Vent darling, vent meg i enden av November...

Heute morgen bin ich zur Polizei gefahren. Schon wieder. Diesmal früh und mit eisernem Willen. Allerdings steht schon eine riesige Schlange von Menschen vor der Behörde, als ich gegen 8.30 Uhr eintreffe. Ich schaue auf die Anzeige: Nummer 16. Ich drücke auf den Knopf und bete... Lass es was unter 50 sein, lass es was unter 50 sein... Pling. Nummer 93.
Na toll...
Da suche ich mir lieber mal was zum Sitzen. Ich sehe ein lesendes Mädchen mit pinken Haaren. Zu dem setz ich mich mal. Die sieht interessanter aus, als all die muslimischen Mütter oder Asiaten. Ich schiele verstohlen in ihr Buch. Es ist deutsch. Sie ist deutsch. Hmm... Ob ich sie anspreche? Nein, zu progressiv. Ich vermittele ihr einfach mich anzusprechen. Ich hole also meinen Hausarbeitskram heraus, den Teil mit den deutschen Texten. Ich merke, dass sie es sieht, aber sie sagt nichts. Hmpf. Frustriert stecke ich den Kram in meine Tasche und meinen iPod in meine Ohren. Wenige Minuten später legt sie ihr Buch weg. Okay. Ich versuch´s nochmal. Ich tausche iPod gegen Hausarbeitskram. Warte kurz ab. Und ZACK! Kommunikasjon!

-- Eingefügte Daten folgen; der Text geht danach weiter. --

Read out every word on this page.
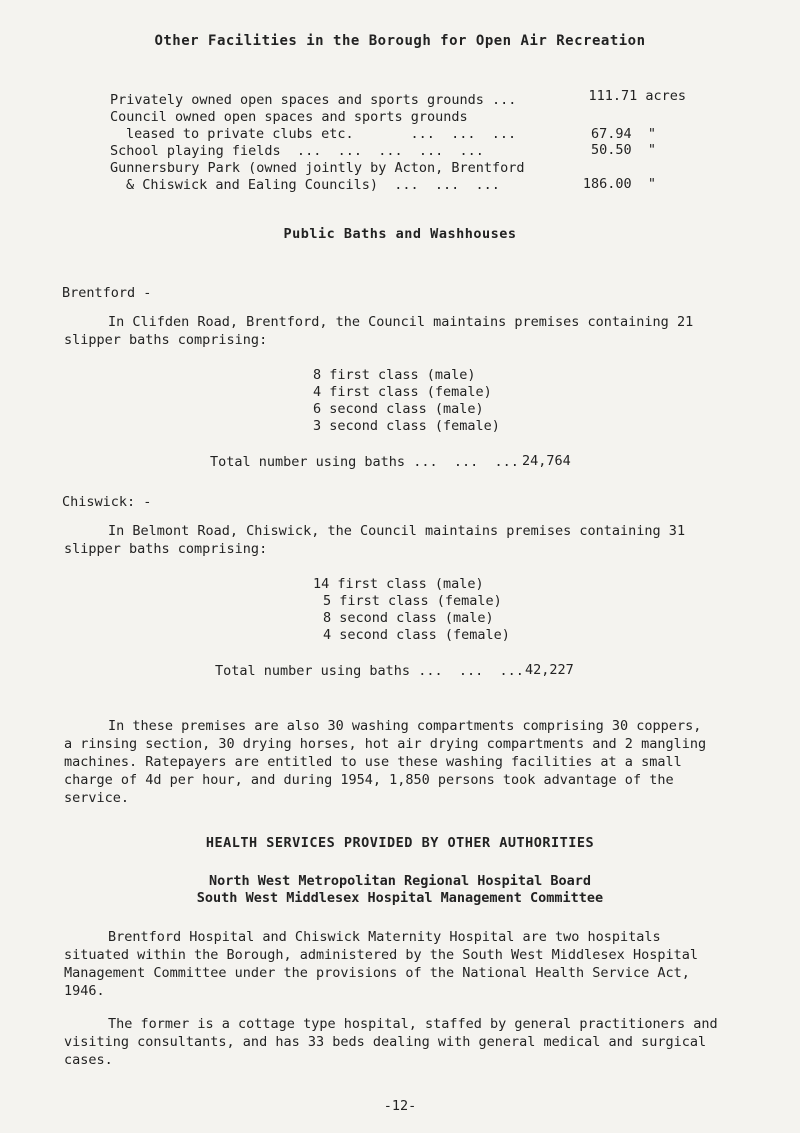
Other Facilities in the Borough for Open Air Recreation
Privately owned open spaces and sports grounds ...	111.71 acres
Council owned open spaces and sports grounds
leased to private clubs etc.       ...  ...  ...	67.94  "
School playing fields  ...  ...  ...  ...  ...	50.50  "
Gunnersbury Park (owned jointly by Acton, Brentford
& Chiswick and Ealing Councils)  ...  ...  ...	186.00  "
Public Baths and Washhouses
Brentford -
In Clifden Road, Brentford, the Council maintains premises containing 21
slipper baths comprising:
8 first class (male)
4 first class (female)
6 second class (male)
3 second class (female)
Total number using baths ...  ...  ... 24,764
Chiswick: -
In Belmont Road, Chiswick, the Council maintains premises containing 31
slipper baths comprising:
14 first class (male)
5 first class (female)
8 second class (male)
4 second class (female)
Total number using baths ...  ...  ... 42,227
In these premises are also 30 washing compartments comprising 30 coppers,
a rinsing section, 30 drying horses, hot air drying compartments and 2 mangling
machines. Ratepayers are entitled to use these washing facilities at a small
charge of 4d per hour, and during 1954, 1,850 persons took advantage of the
service.
HEALTH SERVICES PROVIDED BY OTHER AUTHORITIES
North West Metropolitan Regional Hospital Board
South West Middlesex Hospital Management Committee
Brentford Hospital and Chiswick Maternity Hospital are two hospitals
situated within the Borough, administered by the South West Middlesex Hospital
Management Committee under the provisions of the National Health Service Act,
1946.
The former is a cottage type hospital, staffed by general practitioners and
visiting consultants, and has 33 beds dealing with general medical and surgical
cases.
-12-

Die Gute heisst Esther, hat aus Überzeugung pinke Haare und studiert Theologie. Sie hat die Nummer 53. Wir warten zusammen und erzählen so über dies und das. Alles wirkt recht ungezwungen. Sie bleibt ein Jahr hier und ist nicht an der UiO, aber das ist ja kein Grund, nicht weiter mit ihr zu sprechen. Ich bin ja auch nie darum verlegen, mich in einem peinlichen Licht darzustellen und erzähle ihr deswegen meine Herdgeschichte. Sie guckt mich verständnisvoll an und erklärt dann ganz gelassen, dass das in moderneren Wohnheimen schon so ist, dass man bei dem Herd eine Zeitschaltuhr anmachen muss, damit er überhaupt angeht. Die Uhr ist dafür da, dass der Herd sich von selbst wieder ausschaltet, falls doofe Studenten das vergessen und das ganze Wohnheim niederbrennen könnte... HAHA! Ich triumphiere!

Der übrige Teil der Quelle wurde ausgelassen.